There are times, where things get a little more fancy. One example is using caller ID as a means to identify the phone I am calling from. Not only is it quite dubious in my mind that this is a good way to authenticate. Even worse is the fact that there are plenty of ways to fake the caller ID system.
Beyond that, we also have voice recognition (which might get quite good), but there is always the option of a tape recorder and voice synthesization technology. Also, there are call-back mechanisms.
Another problem is the potential for phishing through voice based systems. To address this, there would need tobe a way to authenticate the provider (i.e. the bank, insurrance company, etc.) to the caller, which is – to my knowledge – not easily possible at all at this time.
Quite obviously, I am not really happy with identity in voice UI land. While this might be ignorance on my part (there have to be quite a few folks out there thinking about solutions to this problem), I think that the distributed-services-and-federated-identity crowd that I am working with mostly, is equally disconnected from these problems.
So what can we do about this? First of all, get smart about the the voice ID problems. I have started to talk to a friend of mine working in this area, and he gave me a lot of interesting entry points into the world of voice UI. Beyond that, I suppose we might have quite a few ways to extend security:
- Integrated multi-factor authentication: Voice print, caller ID, call back and attribute knowledge are – by themselves – insufficient. A combination of these might be sufficient for low risk transactions.
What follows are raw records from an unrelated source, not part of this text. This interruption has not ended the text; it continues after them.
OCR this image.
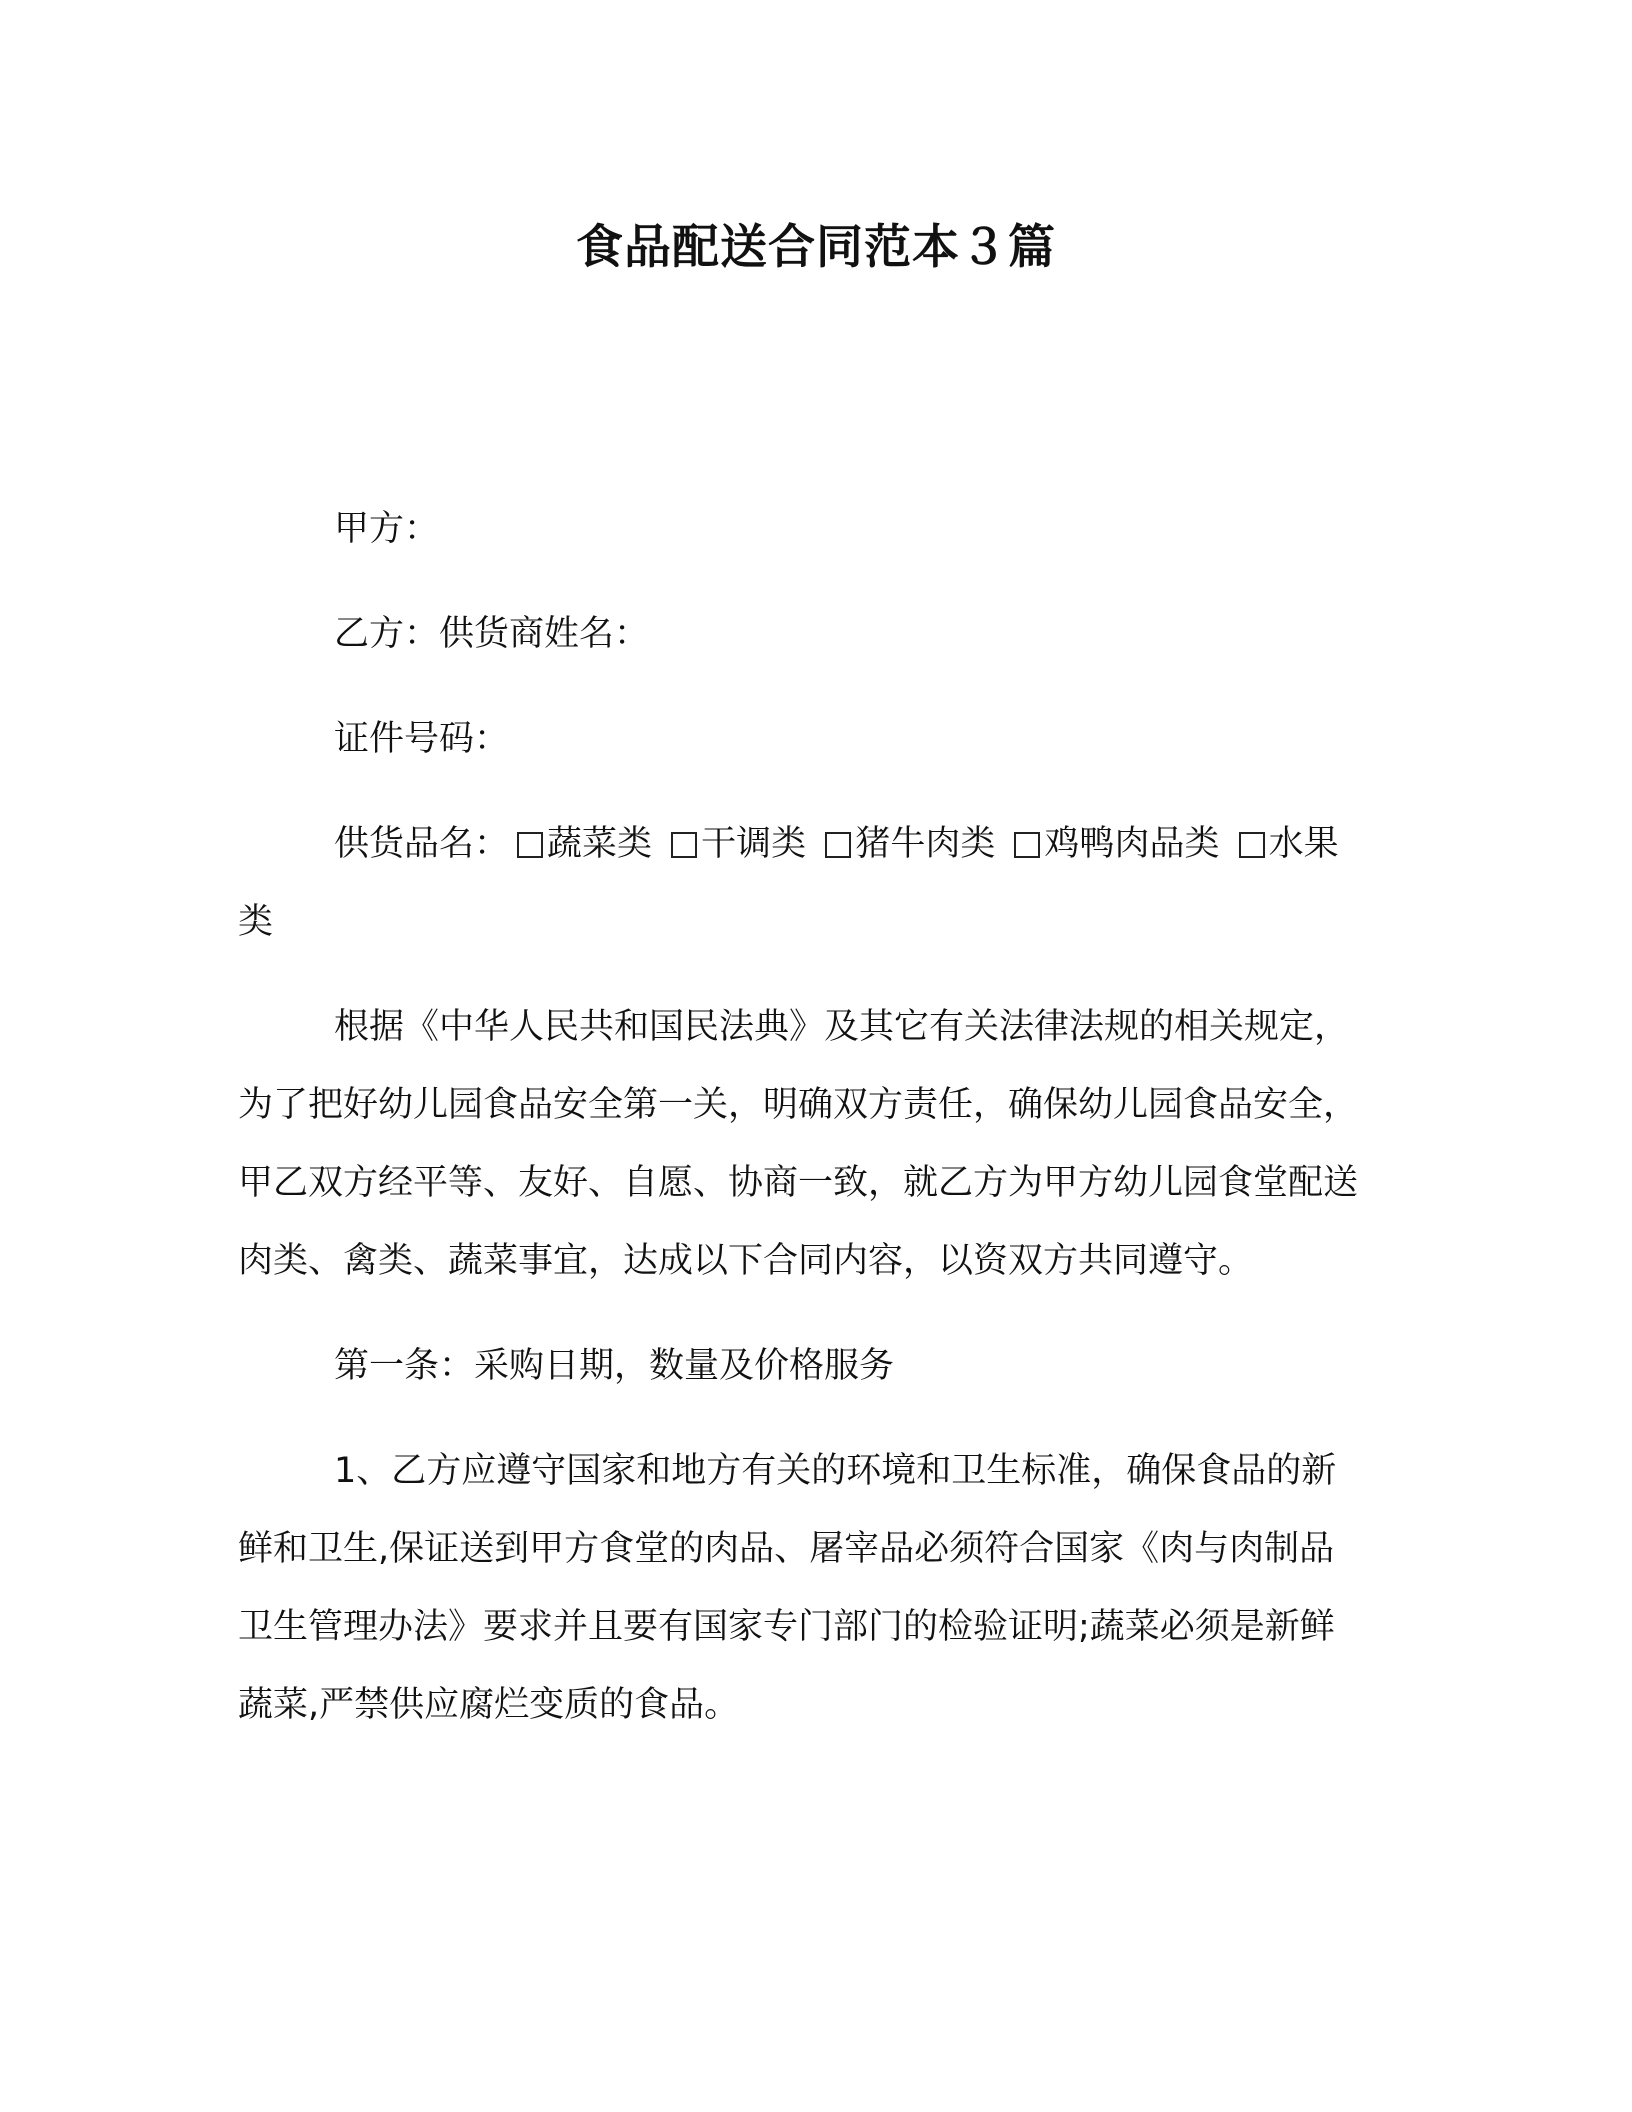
食品配送合同范本３篇

甲方：

乙方：供货商姓名：

证件号码：

供货品名： 蔬菜类 干调类 猪牛肉类 鸡鸭肉品类 水果类

根据《中华人民共和国民法典》及其它有关法律法规的相关规定，为了把好幼儿园食品安全第一关，明确双方责任，确保幼儿园食品安全，甲乙双方经平等、友好、自愿、协商一致，就乙方为甲方幼儿园食堂配送肉类、禽类、蔬菜事宜，达成以下合同内容，以资双方共同遵守。

第一条：采购日期，数量及价格服务

1、乙方应遵守国家和地方有关的环境和卫生标准，确保食品的新鲜和卫生,保证送到甲方食堂的肉品、屠宰品必须符合国家《肉与肉制品卫生管理办法》要求并且要有国家专门部门的检验证明;蔬菜必须是新鲜蔬菜,严禁供应腐烂变质的食品。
- Increased integration of electronic and voice technologies: Authentication could be done through a web site (based on strong crypto). The web site would then issue a single use, time limited password, that would serve as an additional authentication factor. There are quite a few technologies available today that I would put into this category, including SMS based authentication schemes for cell phones.
- Better Meta Data with each call: If we could transmit meta with each call (e.g. proof of posession of a private key), we would immediately increase the level of trust I could have in a voice communication. While traditional telephones do not offer any reasonable extension points, cell phone or – eve more so – VoIP system can send additional data through a data channel.
An additional meta data channel with each call would be – as far as I am concerned – the best solution. This would allow us to tie the authentication for the voice UI into cryptographically strong identity techniques.